MINSK, 5 August (BelTA) - Belarus insists on eliminating restrictions on the supply of potash fertilizers and putting this issue on the agenda of international structures that are making efforts to prevent a global food crisis, Belarusian Deputy Minister of Foreign Affairs Yuri Ambrazevich told the media, BelTA has learned.
The question addressed for the deputy minister of foreign affairs was related to the recent comments of UNCTAD Secretary-General Rebeca Grynspan at a press conference in New York on the efforts made by the UN to eliminate obstacles to food and fertilizer supplies from Russia. Specifically, she said that the UN Group has been working hard to remove obstacles to the supply of food and fertilizers from Russia in terms of finance, insurance, shipping and transportation. That raises the question of why the removal of obstacles to the supply of Belarusian potash fertilizers has not been touched upon. Would the international efforts that Grynspan talks about be exhaustive if the world's largest fertilizer producer, Belarus, were to drop out of the chain?
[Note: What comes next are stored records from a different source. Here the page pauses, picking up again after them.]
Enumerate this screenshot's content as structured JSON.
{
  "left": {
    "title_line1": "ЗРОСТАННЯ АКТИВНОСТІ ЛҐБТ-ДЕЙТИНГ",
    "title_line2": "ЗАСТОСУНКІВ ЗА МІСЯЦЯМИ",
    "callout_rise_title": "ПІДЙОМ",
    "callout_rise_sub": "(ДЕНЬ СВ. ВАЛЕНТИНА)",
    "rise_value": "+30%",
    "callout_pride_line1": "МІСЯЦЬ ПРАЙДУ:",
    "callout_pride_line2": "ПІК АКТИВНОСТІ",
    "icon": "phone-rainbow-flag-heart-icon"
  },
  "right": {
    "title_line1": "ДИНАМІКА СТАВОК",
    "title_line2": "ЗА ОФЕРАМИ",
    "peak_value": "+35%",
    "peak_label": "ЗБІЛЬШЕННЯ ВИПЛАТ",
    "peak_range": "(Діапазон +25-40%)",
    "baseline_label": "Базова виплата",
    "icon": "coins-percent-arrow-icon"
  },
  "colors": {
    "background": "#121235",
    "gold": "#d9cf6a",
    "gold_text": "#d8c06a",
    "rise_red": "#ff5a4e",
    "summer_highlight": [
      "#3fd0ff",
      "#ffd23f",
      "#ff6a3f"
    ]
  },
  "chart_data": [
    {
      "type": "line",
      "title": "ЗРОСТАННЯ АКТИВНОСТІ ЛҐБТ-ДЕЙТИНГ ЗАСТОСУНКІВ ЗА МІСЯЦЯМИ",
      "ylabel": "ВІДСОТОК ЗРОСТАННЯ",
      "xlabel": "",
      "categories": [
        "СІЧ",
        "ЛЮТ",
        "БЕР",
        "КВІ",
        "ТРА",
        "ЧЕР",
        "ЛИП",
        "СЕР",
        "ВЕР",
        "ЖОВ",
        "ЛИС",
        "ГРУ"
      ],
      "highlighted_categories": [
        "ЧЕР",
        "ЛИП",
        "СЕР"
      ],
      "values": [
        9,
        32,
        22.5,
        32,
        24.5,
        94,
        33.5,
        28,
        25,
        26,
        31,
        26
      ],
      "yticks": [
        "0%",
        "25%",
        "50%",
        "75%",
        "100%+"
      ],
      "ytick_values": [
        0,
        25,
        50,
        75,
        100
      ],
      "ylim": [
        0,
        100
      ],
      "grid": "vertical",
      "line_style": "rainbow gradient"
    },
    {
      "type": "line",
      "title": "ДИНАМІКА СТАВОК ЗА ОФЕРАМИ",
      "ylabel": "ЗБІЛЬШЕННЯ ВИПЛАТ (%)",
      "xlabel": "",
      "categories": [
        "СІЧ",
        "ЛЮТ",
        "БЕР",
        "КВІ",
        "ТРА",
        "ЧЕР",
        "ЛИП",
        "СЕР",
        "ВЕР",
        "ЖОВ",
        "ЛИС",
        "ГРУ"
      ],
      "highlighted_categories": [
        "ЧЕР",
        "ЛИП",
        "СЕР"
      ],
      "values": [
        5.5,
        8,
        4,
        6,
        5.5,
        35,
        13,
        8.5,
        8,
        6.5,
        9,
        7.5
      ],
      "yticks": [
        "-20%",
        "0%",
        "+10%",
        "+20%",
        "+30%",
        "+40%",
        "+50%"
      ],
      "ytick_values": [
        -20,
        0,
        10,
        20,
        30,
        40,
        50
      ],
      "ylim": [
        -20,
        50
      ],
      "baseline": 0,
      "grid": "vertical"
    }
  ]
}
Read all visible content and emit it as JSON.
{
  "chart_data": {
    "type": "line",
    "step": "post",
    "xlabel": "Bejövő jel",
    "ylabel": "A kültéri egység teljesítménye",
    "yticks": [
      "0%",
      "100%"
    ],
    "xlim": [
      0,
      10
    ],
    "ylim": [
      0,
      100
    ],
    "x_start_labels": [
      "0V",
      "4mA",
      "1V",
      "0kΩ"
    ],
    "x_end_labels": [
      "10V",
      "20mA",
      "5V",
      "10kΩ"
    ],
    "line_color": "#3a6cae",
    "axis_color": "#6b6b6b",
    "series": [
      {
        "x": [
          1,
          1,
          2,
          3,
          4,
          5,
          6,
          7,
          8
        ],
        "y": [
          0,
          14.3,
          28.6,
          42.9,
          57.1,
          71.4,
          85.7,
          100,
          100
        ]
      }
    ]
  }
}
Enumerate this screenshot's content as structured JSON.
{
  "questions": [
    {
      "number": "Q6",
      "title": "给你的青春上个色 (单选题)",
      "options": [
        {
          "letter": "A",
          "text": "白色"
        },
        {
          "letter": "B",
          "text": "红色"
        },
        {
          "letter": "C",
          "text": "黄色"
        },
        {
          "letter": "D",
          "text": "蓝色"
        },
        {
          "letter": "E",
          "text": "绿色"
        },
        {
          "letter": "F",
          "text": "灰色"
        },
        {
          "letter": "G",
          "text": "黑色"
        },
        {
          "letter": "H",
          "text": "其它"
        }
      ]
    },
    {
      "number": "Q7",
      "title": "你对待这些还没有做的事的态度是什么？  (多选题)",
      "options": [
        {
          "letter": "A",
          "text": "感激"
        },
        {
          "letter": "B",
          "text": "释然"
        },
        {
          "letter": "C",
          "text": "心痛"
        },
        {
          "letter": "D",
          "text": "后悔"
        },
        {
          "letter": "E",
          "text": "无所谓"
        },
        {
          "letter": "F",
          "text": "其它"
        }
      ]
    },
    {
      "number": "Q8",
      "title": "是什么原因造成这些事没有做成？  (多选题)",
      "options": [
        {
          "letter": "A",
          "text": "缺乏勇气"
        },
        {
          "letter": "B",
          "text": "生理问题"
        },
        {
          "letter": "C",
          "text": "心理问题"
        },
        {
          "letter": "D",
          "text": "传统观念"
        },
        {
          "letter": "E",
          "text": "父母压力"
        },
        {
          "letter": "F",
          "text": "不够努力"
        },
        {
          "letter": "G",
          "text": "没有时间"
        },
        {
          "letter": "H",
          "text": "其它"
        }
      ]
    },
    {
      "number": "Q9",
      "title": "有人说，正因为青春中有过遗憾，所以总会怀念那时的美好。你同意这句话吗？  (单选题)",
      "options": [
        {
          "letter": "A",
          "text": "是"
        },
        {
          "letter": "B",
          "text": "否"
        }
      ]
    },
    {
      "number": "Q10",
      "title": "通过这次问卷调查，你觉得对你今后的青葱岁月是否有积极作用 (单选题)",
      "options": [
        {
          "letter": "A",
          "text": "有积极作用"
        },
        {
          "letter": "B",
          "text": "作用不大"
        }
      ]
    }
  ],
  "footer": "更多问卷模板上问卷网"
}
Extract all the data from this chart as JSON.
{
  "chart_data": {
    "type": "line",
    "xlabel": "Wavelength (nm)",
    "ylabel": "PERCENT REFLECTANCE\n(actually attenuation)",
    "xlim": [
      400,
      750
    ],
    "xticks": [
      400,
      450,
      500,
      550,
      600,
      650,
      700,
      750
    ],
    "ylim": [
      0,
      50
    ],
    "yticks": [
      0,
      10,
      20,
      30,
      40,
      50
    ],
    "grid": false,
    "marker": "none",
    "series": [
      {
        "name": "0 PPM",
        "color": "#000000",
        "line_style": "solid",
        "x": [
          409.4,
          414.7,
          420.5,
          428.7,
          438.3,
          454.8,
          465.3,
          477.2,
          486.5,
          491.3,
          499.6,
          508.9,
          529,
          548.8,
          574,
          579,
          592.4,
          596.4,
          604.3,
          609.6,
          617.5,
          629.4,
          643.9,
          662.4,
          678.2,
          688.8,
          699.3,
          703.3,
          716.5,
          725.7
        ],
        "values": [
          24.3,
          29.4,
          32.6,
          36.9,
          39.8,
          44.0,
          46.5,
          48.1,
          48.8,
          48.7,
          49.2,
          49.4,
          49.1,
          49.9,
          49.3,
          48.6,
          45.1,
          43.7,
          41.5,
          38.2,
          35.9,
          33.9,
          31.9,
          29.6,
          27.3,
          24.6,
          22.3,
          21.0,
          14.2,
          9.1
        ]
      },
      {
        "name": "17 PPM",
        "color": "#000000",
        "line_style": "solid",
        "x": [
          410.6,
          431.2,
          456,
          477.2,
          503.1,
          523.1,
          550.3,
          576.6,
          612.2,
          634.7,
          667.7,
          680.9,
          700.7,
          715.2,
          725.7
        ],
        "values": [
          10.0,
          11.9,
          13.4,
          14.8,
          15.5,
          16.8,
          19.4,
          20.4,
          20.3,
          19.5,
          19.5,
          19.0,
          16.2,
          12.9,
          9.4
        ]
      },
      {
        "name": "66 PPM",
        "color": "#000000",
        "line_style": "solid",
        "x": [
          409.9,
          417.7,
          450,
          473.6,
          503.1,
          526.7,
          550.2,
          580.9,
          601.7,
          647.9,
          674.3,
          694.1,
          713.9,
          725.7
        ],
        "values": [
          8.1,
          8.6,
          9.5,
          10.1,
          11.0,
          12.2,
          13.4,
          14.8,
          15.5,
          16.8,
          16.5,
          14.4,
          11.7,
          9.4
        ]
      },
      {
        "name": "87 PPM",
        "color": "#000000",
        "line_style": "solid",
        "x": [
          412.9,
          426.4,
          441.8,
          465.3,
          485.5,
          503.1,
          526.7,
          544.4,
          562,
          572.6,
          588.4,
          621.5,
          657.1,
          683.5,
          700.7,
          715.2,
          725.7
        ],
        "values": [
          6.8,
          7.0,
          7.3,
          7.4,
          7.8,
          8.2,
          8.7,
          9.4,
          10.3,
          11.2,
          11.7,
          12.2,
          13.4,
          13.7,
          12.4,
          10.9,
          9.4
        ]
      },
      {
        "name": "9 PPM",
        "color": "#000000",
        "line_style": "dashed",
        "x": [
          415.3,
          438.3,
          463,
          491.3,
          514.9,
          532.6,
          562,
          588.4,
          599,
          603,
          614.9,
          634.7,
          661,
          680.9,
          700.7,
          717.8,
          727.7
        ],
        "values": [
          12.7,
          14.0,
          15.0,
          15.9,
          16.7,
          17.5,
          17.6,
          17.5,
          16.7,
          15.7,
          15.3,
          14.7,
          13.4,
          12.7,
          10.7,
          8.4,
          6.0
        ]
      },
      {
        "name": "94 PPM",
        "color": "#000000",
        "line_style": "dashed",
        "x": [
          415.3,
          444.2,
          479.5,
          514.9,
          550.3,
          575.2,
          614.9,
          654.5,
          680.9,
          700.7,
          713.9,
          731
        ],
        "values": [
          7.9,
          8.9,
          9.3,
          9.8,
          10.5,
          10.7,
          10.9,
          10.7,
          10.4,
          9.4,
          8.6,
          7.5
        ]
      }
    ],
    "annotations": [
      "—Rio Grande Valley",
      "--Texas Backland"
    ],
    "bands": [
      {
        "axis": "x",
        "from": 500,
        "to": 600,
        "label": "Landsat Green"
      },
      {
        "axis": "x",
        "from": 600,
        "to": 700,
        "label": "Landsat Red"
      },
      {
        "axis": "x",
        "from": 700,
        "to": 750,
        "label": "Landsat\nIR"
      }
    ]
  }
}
“Belarus would like to welcome real progress in resolving the issue of removing obstacles to access of Russian goods to international markets, including Russian mineral fertilizers,” Yuri Ambrazevich said. “The easier it will be for Russia to ensure its export freedom, the more opportunities it will have for mutually beneficial trade with Belarus, for the purchase of Belarusian goods, for the implementation of other important cooperation projects within the framework of the Union State. As a matter of fact, the same is true with regard to Belarus' export freedom,” he said.
However, there has been insufficient action by both the UN Secretary-General and the UNCTAD Secretary-General to confront the potential threat of food insecurity for the least developed countries and the rising costs for developing countries in ensuring their own food security, Yuri Ambrazevich said. Everyone understands that the UN structures, as well as their Secretariats, are limited by the political will of member countries, the deputy minister added.
“Mr. Guterres [UN Secretary General] has some very firsthand information about the Belarusian potash fertilizers, from the President of the Republic of Belarus. Our diplomats have brought it to the attention of all the UN officials involved. At the same time, it should be noted that the issue of illegal restrictions on the access of Belarusian potash fertilizers to the international market is still carefully avoided by the international structures,” the deputy minister said.
According to Yuri Ambrazevich, Belarus is one of the three global producers of potassium chloride along with Russia and Canada. “Before the sanctions Belarusian potash fertilizers met almost 20% of global demand. The potassium deficit, caused by its under-supply to the world market from Belarus and, of course, from Russia, became a catalyst for a spike in fertilizer prices. No one in the world can effectively replace Belarusian potash in the market overnight. It is a complicated and time-consuming technological and economic task. All the speculations about the allegedly quick increase of sales by some alternative suppliers are nothing more than an attempt to hush the problem,” he said.
In his opinion, everyone in the world should know, and first of all people in developing countries, that if today Belarusian potassium regained unhindered access to the world market, the price of fertilizers would drop significantly, perhaps almost by half. “People in developing countries need to know that their bread, rice or beans are getting more expensive as a result of the sanctions policy of the U.S. and European Union governments,” said Yuri Ambrazevich.
“In this regard, I believe that the efforts of the UN, UNCTAD, in particular their officials, to address the whole range of problems related to global food security should be continued. The issue of Belarusian potassium should be placed on the top of the list of tasks to be solved,” the deputy minister said.